## Generalisation of the FP procedure for semi-continuous variables in epidemiology and clinical research. The SP@Z study.

**Project team**: Heiko Becher, Eva Lorenz

**External Collaborators**: Willi Sauerbrei, Carolin Jenkner, Freiburg; Patrick Royston, London

**Funding**: DFG (BE 2056/10-1)

**Funding period**: 2011-2014

**Status:** completed

A common task in epidemiology is to estimate the dose–response function for a continuous exposure. Often a proportion of subjects is unexposed. Typical examples are cigarette consumption, alcohol intake, or occupational exposures. The question arises as to how to model such variables statistically.

In this project we contribute to the theory, practical procedures and application in epidemiology and clinical research to derive multivariable models with an emphasis on dose-response-relationships in spike at zero situations. This will result in a further extension of the modelling techniques using the class of fractional polynomials to determine whether non-linear functions improve the fit of data. In the first part of the project an extension of the fractional polynomial method of modelling continuous exposure is developed. A binary variable for the unexposed fraction is added to the model. In a two-stage procedure, we assess whether the binary variable and/or the continuous function for the exposed individuals is required for a good fit to the data. Extension to the multivariable situation is described.

Three data sets with different characteristics are used as illustrations. The analyses of the three studies using the proposed procedure give differing results. In one example, only the binary variable seems to be required. In the other two examples, the binary variable and fractional polynomial functions of the exposure variable are needed. One function is monotonic and the other has a minimum. In the third example, adjusting for confounders has almost no effect on the function selected. In conclusion, the new procedure offers a worthwhile extension of dose–response modelling with an unexposed fraction.

In the second part of the project we theoretically derive the correct dose-response curves for a spike at zero situation under several specific distributional assumptions. We show that under these, the inclusion of a binary variable XE denoting the binary exposure status (yes-no) plus the continuous part of the variable, possibly transformed, yields the correct dose-response curve. For example, if the continuous part is log-normal distributed, the log-transformed variable must be included into the model.

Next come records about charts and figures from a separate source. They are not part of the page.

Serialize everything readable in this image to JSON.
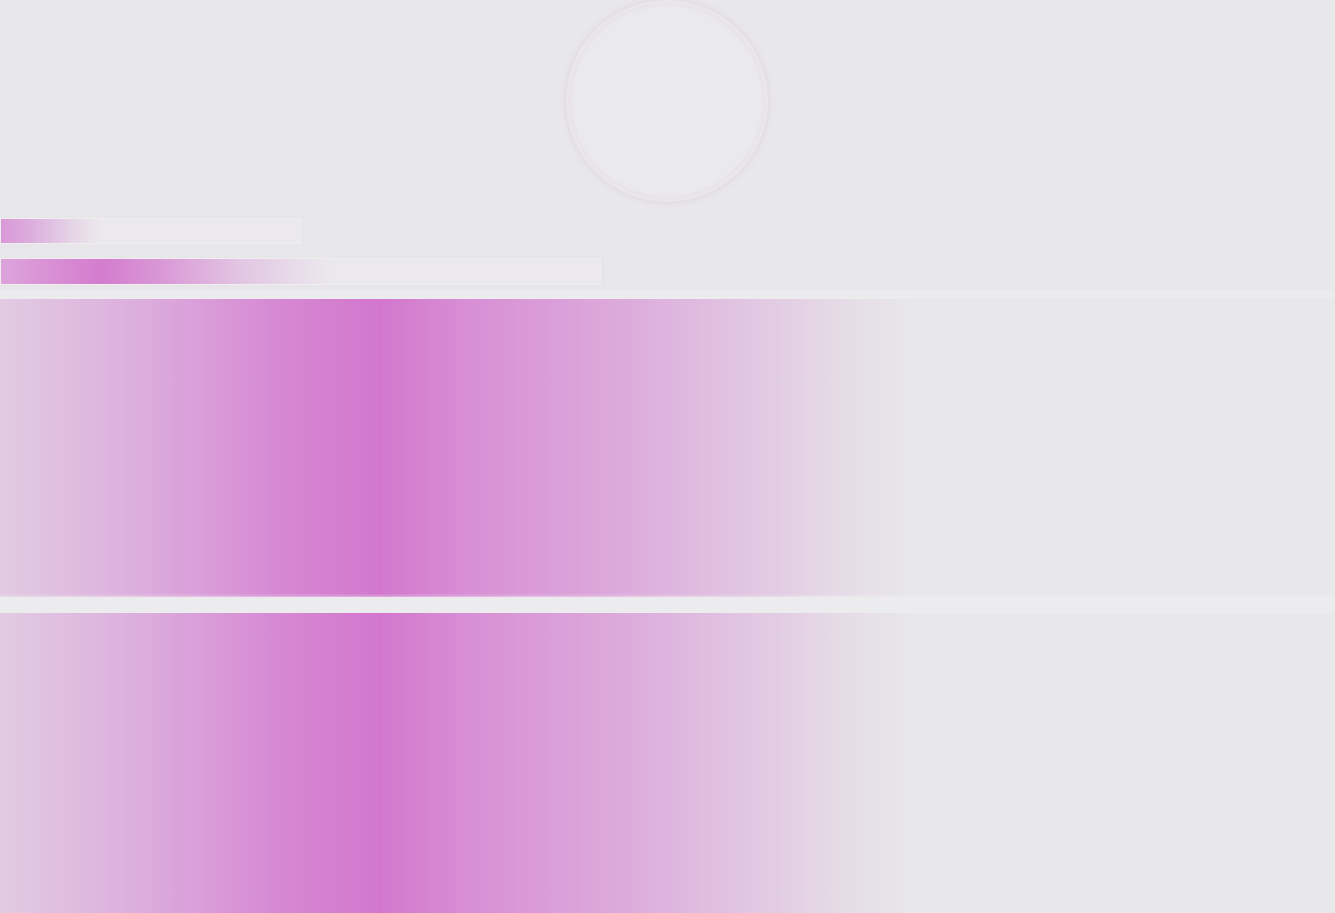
{
  "screen": {
    "background": "#e8e7ea",
    "accent": "#d277cd"
  },
  "skeleton": {
    "avatar": {
      "icon": "avatar-placeholder-icon"
    },
    "lines": [
      {
        "name": "text-line-short"
      },
      {
        "name": "text-line-long"
      }
    ],
    "blocks": [
      {
        "name": "content-block-1"
      },
      {
        "name": "content-block-2"
      }
    ]
  }
}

In the second part of the project we theoretically derive the correct dose-response curves for a spike at zero situation under several specific distributional assumptions. We show that under these, the inclusion of a binary variable XE denoting the binary exposure status (yes-no) plus the continuous part of the variable, possibly transformed, yields the correct dose-response curve. For example, if the continuous part is log-normal distributed, the log-transformed variable must be included into the model. We will directly build on recent results in which we have investigated a selected set of distributions (e.g. normal, log normal, gamma) in the framework of a logistic regression model.

Third, we investigate the performance of the suggested FP-spike procedure by means of a simulation study. We use the data structure of a case-control study and simulate a log normal distributed variable with different combinations of fractions unexposed and different peaks in cases and controls, representing smaller or larger effects. For stronger effects in the continuous part the FP procedure identifies a suitable dose-response function almost always. In other cases, the FP part is dropped from the model giving a simple yes-no exposure step function. The resulting dose-response-curve, however, generally approximates the true one closely, supporting the procedure.

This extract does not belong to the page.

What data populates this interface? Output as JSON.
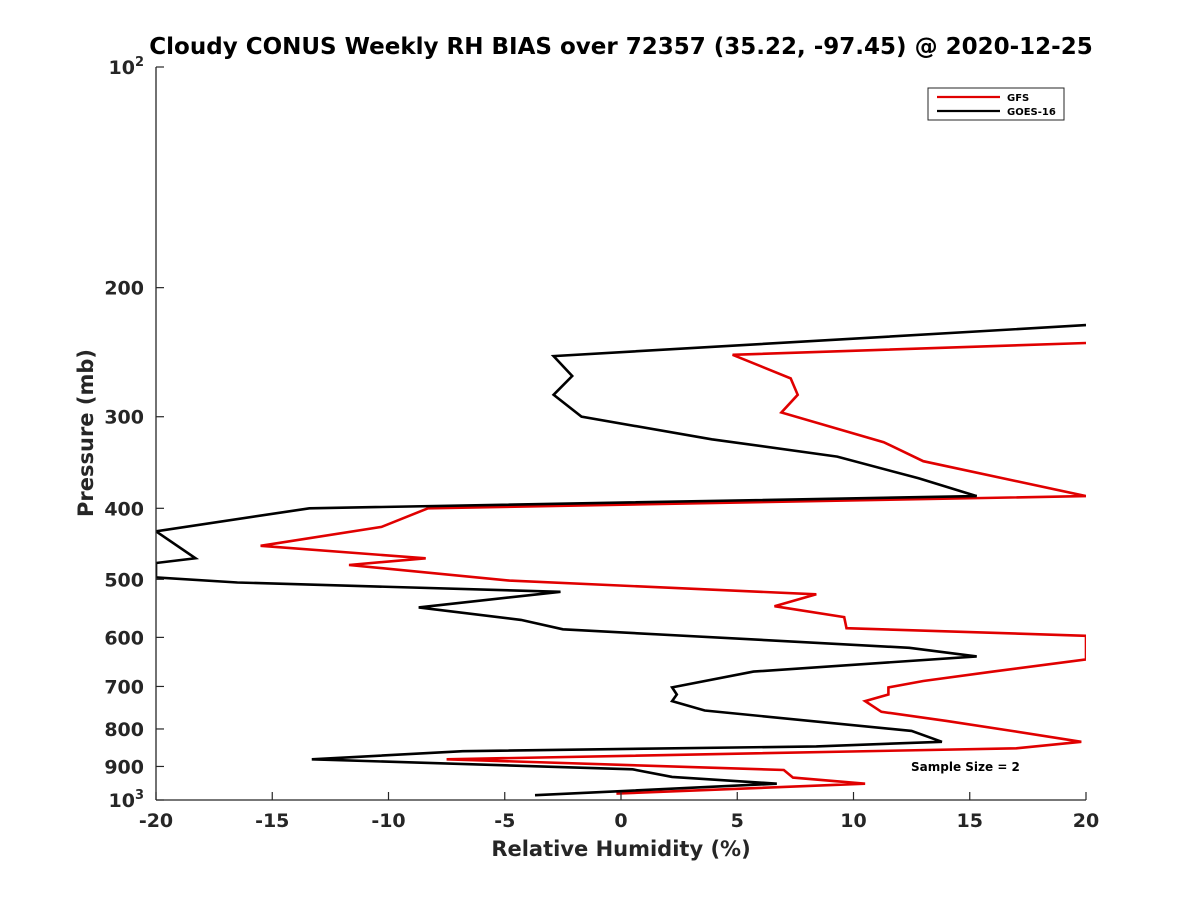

For specific epidemiological or clinical situations we will investigate and compare possible metrics for continuous variables which can be differently defined or which consist of correlated variables and can be summarized in an index trying to cover a multidimensional phenomenon.

**Publications**:

Royston P, Sauerbrei W, Becher H: Modelling continuous exposures with a 'spike' at zero: a new procedure based on fractional polynomials. Statistics in Medicine 29:1219-27.

Lorenz E, Jenkner C, Sauerbrei W, Becher H. Dose-response modelling for bivariate covariables with and without a 'Spike' at Zero: Theory and applications to binary outcomes. Statistica Neerlandica. 2015;69(4):374-98.